Ian Brooks was speaking to IT apprentices aged 16 to 18 at the National Skills Academy for IT’s IT Gold Standard Apprentice Event in London. The event aimed to give the youngsters, who already have the technical skills, a masterclass in soft skills such as public speaking and networking.
“Going forward, the kind of career I had, with 28 years in one company, is probably not going to happen.
“You have to self-train, you have to read, you have to study. You can’t expect to be spoon-fed anymore. The world is moving too fast to spoon feed the information.
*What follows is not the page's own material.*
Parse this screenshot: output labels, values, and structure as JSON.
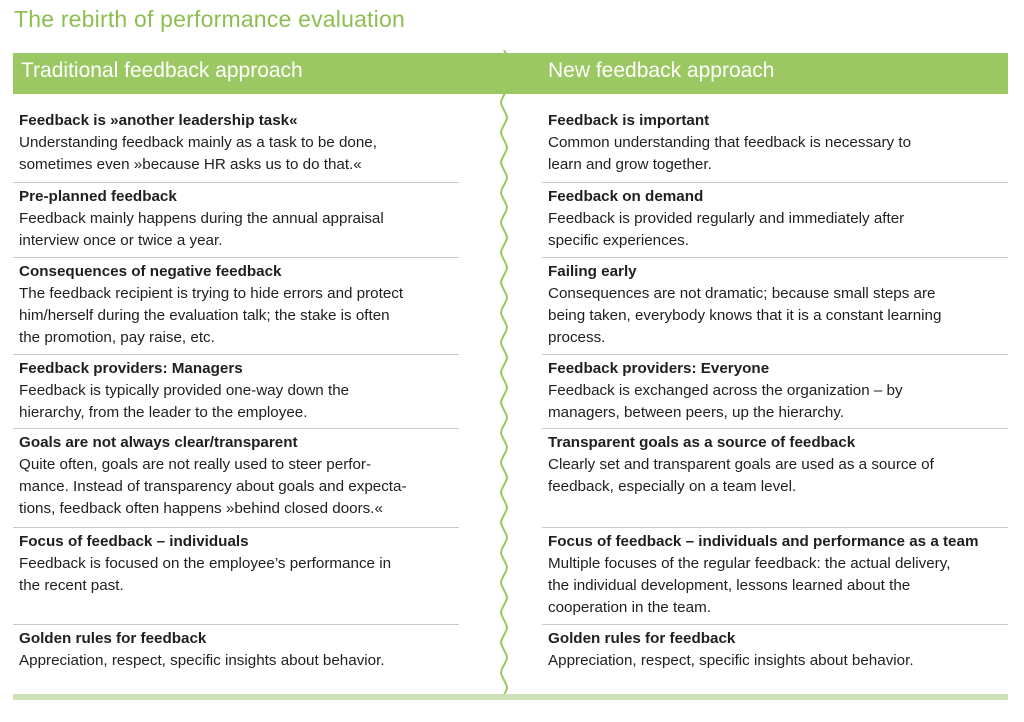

You earn your success in life,” said Brooks.
Brooks preferred to take an applied learning route into IT, first doing an ordinary national diploma in technology, electrical and electronics engineering at North Oxon Technical College, before doing a degree in engineering, electrical and electronics engineering at the University of Bradford.
He therefore encouraged the practical route into the IT industry being pursued by apprentices.
“I think for some people it’s very clear what they want to do very early on [and they are] sufficiently motivated by academic work [so they go to university],” said Brooks.
“But other people want to do more applied work, more hands on work. [For example] applied learning about how to work with other people, how to deal with problem solving - not just technical skills.”
Technical skills were of little use without soft skills, Brooks said.
“You need to have a good idea and you have to engage others,” he said. “Without soft skills, you have a good idea that nobody is listening to.”
There were around 80 apprentices, part of a programme run by the National Skills Academy for IT in partnership with BT and training provider NITP, at the event in London.
Each one is currently employed in paid apprenticeships with small and medium sized companies in one of three roles: IT technician, software or web developer and database analyst.
A total 425 apprentices are on the programme across the UK, employed by around 360 SMEs.